Lot 293    

Go-Won-Go Mohawk, Indian Princess & Wild West Show Performer, Personal Knife, Medal, & Photographs
6/21/2012 - American History, Including the Civil War
Lot includes Go-Won-Go Mohawk's knife with sheath; bronze presentation medallion; and 7 photographs. 

Go-Won-Go Mohawk (1860-1924), also known as Caroline, was born on August 11, 1860 on the reservation in Gowanda, Cattaraugus County, New York, to chief and medicine man Dr. Alan Mohawk, and moved to Green, New York, at age one, living there until the death of her father in 1869. In 1870, Go-Won-Go moved with her mother, Lydia Hale Mohawk, to Painesville, Ohio, where she continued her education. Go-Won-Go was a self-proclaimed "Indian Princess" with many talents. In addition to being a terrific athlete and sportswoman, Go-Won-Go was considered the first Indian actress to perform on the American stage. During the early 20th century, the two primary plays she starred in were "The Indian Mail Carrier," which she wrote and produced, and Lincoln Carter's "The Flaming Arrow."

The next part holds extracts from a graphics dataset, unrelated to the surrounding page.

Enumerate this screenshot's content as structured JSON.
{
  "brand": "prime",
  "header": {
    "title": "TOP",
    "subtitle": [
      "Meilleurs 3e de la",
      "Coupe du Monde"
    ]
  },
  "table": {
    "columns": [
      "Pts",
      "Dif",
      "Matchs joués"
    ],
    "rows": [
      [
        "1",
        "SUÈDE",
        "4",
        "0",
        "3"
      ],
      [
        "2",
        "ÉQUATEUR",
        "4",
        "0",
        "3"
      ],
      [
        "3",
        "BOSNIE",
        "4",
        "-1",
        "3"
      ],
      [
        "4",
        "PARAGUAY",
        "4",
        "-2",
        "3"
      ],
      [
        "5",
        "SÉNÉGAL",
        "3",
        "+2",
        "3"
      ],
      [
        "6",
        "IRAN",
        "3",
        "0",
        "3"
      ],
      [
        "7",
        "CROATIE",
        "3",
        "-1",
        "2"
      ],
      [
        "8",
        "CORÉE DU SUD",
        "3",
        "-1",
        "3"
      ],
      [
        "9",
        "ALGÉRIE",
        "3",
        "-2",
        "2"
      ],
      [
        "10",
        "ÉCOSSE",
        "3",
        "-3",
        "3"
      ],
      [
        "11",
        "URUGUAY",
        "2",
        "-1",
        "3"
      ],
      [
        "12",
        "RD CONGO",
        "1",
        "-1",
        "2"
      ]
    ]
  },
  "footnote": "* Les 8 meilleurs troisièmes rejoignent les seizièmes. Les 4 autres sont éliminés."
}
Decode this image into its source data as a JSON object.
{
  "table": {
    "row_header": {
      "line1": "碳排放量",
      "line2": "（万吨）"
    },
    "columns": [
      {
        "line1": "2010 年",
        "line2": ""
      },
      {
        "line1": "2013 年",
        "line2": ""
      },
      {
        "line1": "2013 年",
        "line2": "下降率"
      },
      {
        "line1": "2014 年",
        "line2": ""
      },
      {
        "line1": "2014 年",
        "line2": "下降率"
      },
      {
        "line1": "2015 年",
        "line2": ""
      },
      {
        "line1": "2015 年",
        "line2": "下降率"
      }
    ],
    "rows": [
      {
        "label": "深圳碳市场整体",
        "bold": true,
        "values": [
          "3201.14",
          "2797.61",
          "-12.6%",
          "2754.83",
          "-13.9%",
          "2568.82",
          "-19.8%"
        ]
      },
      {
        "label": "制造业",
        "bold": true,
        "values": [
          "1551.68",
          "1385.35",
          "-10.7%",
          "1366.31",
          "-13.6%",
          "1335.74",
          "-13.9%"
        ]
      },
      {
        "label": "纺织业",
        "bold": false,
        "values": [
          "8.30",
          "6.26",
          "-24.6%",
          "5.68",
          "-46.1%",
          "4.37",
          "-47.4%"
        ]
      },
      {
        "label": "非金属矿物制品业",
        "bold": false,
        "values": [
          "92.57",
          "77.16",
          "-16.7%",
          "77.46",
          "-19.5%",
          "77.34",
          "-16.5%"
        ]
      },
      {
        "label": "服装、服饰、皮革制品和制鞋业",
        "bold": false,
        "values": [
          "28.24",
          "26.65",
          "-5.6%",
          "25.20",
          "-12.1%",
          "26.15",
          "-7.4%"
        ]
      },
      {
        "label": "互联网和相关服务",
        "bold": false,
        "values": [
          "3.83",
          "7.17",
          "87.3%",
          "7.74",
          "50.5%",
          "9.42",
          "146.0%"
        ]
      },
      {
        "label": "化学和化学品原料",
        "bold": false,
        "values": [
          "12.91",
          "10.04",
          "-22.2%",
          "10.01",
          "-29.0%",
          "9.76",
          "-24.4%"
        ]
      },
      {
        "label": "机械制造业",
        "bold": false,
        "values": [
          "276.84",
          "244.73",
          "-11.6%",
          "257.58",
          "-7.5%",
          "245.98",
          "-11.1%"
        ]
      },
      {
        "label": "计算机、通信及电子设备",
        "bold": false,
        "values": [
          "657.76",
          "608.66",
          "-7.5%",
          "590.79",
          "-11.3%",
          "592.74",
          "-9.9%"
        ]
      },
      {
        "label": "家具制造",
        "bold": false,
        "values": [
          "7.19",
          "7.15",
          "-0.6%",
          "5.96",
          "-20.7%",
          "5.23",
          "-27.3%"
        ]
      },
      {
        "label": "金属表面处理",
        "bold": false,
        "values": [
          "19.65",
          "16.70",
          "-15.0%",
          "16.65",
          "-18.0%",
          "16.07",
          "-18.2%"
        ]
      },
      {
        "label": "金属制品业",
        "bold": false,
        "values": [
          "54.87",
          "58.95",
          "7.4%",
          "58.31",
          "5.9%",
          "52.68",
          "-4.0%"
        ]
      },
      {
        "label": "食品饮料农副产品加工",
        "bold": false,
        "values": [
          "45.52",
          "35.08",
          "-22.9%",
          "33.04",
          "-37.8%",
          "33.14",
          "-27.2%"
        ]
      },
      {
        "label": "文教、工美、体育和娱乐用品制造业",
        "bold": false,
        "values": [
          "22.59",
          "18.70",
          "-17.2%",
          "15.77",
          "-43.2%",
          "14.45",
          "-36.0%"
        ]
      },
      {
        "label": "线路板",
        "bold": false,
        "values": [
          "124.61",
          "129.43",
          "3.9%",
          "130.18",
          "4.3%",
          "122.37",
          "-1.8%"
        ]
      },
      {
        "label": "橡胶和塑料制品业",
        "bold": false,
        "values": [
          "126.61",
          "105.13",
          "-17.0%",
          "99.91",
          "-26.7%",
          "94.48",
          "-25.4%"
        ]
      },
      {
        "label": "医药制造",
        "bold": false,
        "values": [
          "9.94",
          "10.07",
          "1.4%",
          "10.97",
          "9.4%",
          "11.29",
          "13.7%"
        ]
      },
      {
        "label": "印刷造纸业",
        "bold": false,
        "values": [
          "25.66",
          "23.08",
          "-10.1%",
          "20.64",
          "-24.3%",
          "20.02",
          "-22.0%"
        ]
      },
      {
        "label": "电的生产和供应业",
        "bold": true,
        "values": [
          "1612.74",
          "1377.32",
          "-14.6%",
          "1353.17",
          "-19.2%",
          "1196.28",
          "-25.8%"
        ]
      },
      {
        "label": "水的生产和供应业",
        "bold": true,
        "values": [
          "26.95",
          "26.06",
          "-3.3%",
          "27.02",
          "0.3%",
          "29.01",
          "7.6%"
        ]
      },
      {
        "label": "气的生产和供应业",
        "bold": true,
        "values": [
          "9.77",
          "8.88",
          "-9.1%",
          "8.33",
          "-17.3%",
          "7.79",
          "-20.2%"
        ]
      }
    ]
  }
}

According to her own authority, she briefly appeared with Buffalo Bill Cody and Wild Bill Hickok in Cody's Wild West Show, where her role required a masterful display of horsemanship, riding two horses at once while standing on their backs. Go-Won-Go was purportedly given the bronze medal of Buffalo Bill and Pawnee Bill in profile, included with this grouping, by Cody himself in remembrance of this performance. The medal measures approx. 1.5 in. in diameter. Go-Won-Go was also an advocate of Native American Rights and was given a pair of white horses by President Harding in recognition of her efforts for this cause. 

Go-Won-Go married Captain Charlie Charles (1835-1926), a white gentleman, in Paterson, New Jersey on May 20, 1889. Charles was an ex-Army officer and former actor who became her stage manager on the Vaudeville Circuit. Charles had also performed with Buffalo Bill following the Indian Wars. Go-Won-Go owned a large home in Edgewater, New Jersey, which was close in proximity to the home and business of the consignor's grandfather, Lorentz Kleiser. Her chauffeur was also the gardener to Mr. Kleiser. Go-Won-Go kept her white stallions at this home in Edgewater, and when they passed, the stallions were buried with an elaborate Indian ceremony in the orchard behind the home of the consignor's grandfather. 

A highlight of this fine lot is Go-Won-Go's knife and sheath, measuring 9 in. long. The knife is a true western American blade, with a hilt that is fastened with copper rivets cut from telegraph wire. The knife, along with the bronze medal, were given to the consignor's grandmother, Mrs. Lucy Kleiser, in recognition of her devoted work with the Camp Fire Girls, which incorporated much Native American lore into its activities. The knife and medal have since descended in the family to the current owner, who was told by his relatives that the knife was an acting prop with a lead blade. However, he later discovered that the blade was made of the finest steel.

Accompanying the knife and medal are 5 photographs of Go-Won-Go, including a cabinet card of her dramatically posed with her knife, and two additional cabinet photographs of Go-Won-Go, one by Wood of New York, the other by Rhoads of Philadelphia. In addition, the lot features 2 large format photographs, one with applied paper label that reads Gowongo Mohawk by a memorial wreath of her deceased lover, 6 x 8 in., mounted,  the other a large photo postcard of Go-Won-Go in her later years, 8 x 10 in. A large photo postcard of her manager and companion, Captain Charley Charles is included with the lot, as well as a souvenir cabinet photograph of Buffalo Bill by Stacy of Brooklyn, New York. 

Go-Won-Go continued to tour and perform until her health failed in 1924. She died in Edgewater, New Jersey at the age of 58. The items featured in this lot provide a unique glimpse at her many accomplishments as a performer.